Isaia ci parla dello stato dell’uomo naturale, insoddisfatto e perso nella sua spasmodica ricerca di cibo, proprio come una pecora smarrita in cerca di cibo:

Noi tutti eravamo smarriti come pecore, ognuno di noi seguiva la propria via  (Isaia 53:6)

 

Percorrere questa strada di allontanamento da Dio è facile, è in discesa, basta seguire il proprio corpo, le gambe si muovono da sole, senza alcuna fatica.

La corrente e l’inerzia ci porta da sola, la massa ci aiuterà a prendere anche velocità.

Paolo parla di questo cammino quando lo definisce “l’andazzo di questo mondo”:

Dio ha vivificato anche voi, voi che eravate morti nelle vostre colpe e nei vostri peccati, ai quali un tempo vi abbandonaste seguendo l'andazzo di questo mondo, seguendo il principe della potenza dell'aria, di quello spirito che opera oggi negli uomini ribelli. Nel numero dei quali anche noi tutti vivevamo un tempo, secondo i desideri della nostra carne, ubbidendo alle voglie della carne e dei nostri pensieri; ed eravamo per natura figli d'ira, come gli altri.

(Efesini 2:1-3)

 

Paolo ci da alcune utili indicazioni per riconoscere questo “andazzo” pericoloso:

            - si segue il principe della potenza dell’aria;

            - si seguono i desideri della carne;

            - si ubbidisce alle voglie della carne;

            - si ubbidisce alle voglie dei propri pensieri.

 

Il cristiano è invece chiamato:

- Seguire Gesù Cristo:

Anche noi, dunque, poiché siamo circondati da una così grande schiera di testimoni, deponiamo ogni peso e il peccato che così facilmente ci avvolge, e corriamo con perseveranza la gara che ci è proposta, fissando lo sguardo su Gesù, colui che crea la fede e la rende perfetta.  (Ebrei 12:1-2)

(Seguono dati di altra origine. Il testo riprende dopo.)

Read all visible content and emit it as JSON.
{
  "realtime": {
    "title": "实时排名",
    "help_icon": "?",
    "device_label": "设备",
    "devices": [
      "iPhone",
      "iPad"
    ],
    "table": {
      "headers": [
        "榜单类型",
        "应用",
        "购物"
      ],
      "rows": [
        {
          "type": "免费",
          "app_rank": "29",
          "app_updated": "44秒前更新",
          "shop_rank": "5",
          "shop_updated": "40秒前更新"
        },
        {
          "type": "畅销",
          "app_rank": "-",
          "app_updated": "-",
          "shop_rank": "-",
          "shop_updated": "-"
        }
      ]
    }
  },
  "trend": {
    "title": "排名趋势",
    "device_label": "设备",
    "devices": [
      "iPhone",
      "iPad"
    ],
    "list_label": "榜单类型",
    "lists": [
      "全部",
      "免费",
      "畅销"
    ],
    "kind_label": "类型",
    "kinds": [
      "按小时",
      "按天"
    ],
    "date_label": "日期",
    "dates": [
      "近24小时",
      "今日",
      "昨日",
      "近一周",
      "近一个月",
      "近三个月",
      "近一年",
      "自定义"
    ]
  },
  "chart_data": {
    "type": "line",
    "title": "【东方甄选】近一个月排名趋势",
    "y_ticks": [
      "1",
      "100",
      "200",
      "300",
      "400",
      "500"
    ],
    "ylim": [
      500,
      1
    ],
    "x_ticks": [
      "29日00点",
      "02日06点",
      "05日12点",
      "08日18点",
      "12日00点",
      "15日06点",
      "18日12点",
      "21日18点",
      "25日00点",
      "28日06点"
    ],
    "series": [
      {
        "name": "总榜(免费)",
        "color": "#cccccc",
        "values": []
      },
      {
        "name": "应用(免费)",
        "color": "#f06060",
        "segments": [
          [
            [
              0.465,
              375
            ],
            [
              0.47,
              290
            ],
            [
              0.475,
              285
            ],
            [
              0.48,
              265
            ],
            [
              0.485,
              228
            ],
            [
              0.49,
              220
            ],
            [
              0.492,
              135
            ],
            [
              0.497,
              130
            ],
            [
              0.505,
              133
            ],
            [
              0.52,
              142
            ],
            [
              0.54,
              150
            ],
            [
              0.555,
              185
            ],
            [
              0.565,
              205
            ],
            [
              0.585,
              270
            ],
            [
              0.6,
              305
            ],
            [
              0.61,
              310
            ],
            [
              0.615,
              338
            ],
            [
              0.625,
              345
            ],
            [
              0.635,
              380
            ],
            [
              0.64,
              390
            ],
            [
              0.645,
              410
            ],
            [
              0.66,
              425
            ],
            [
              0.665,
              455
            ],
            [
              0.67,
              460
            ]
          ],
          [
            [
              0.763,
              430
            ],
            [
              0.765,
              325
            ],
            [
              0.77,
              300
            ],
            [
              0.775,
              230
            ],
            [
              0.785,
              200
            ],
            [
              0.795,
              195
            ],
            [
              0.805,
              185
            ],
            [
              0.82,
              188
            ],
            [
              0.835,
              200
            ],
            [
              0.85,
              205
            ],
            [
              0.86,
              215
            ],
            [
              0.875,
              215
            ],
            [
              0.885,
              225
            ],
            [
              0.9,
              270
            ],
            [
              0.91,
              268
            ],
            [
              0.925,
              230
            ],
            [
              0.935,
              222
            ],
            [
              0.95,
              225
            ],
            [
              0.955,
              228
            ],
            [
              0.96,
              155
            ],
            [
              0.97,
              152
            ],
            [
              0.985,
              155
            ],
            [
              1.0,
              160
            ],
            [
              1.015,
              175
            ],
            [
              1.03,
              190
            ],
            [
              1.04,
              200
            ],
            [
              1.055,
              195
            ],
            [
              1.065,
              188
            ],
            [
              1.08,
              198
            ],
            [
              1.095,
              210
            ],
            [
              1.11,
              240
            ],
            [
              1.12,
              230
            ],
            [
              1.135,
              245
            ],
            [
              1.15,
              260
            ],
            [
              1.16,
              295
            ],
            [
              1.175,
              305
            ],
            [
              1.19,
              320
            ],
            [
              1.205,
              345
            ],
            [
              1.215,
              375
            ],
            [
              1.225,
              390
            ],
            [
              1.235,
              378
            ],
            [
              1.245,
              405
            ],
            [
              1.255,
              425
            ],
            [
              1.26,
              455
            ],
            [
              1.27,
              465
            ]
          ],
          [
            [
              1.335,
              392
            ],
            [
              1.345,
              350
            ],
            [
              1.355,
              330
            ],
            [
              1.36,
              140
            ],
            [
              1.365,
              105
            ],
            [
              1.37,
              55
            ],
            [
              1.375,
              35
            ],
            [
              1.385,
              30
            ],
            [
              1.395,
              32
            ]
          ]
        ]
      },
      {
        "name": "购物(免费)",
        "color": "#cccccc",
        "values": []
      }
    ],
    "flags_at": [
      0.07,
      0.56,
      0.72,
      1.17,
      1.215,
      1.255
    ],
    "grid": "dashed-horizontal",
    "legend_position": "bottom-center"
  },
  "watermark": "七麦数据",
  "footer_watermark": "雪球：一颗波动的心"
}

- Non ubbidire ai desideri della carne e non seguirli:

Comportiamoci onestamente, come in pieno giorno, senza gozzoviglie e ubriachezze; senza immoralità e dissolutezza; senza contese e gelosie; ma rivestitevi del Signore Gesù Cristo e non abbiate cura della carne per soddisfarne i desideri(Romani 13:13-14)

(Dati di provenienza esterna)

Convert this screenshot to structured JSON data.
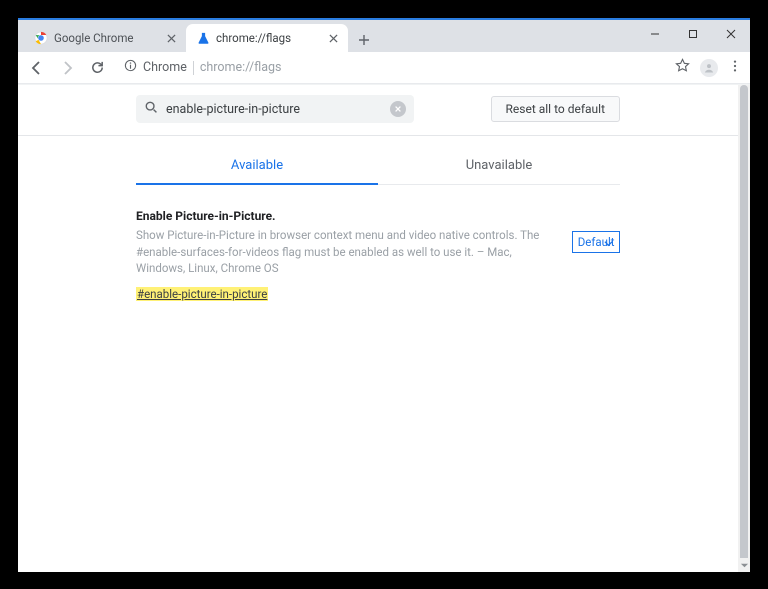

- Non ubbidire ai nostri desideri ed ai nostri pensieri:

In realtà, sebbene viviamo nella carne, non combattiamo secondo la carne; infatti le armi della nostra guerra non sono carnali, ma hanno da Dio il potere di distruggere le fortezze, poiché demoliamo i ragionamenti e tutto ciò che si eleva orgogliosamente contro la conoscenza di Dio, facendo prigioniero ogni pensiero fino a renderlo ubbidiente a Cristo; e siamo pronti a punire ogni disubbidienza, quando la vostra ubbidienza sarà completa. (2 Corinzi 10:3-6)

 

            Già Salomone ci esortava in tal senso:

Confida nel SIGNORE con tutto il cuore e non ti appoggiare sul tuo discernimento.
Riconoscilo in tutte le tue vie ed egli appianerà i tuoi sentieri. 
(Proverbi 3:5-6)

 

Il pericolo non lo si avverte subito, solo dopo esserci allontanati la strada si fa insidiosa ed i briganti sono dietro le rocce che aspettano lo sventurato, la strada da Gerusalemme a Gerico è inizialmente con una pendenza lieve, solo dopo il villaggio di Betania (circa cinque chilometri da Gerusalemme), comincia ad essere in forte pendenza.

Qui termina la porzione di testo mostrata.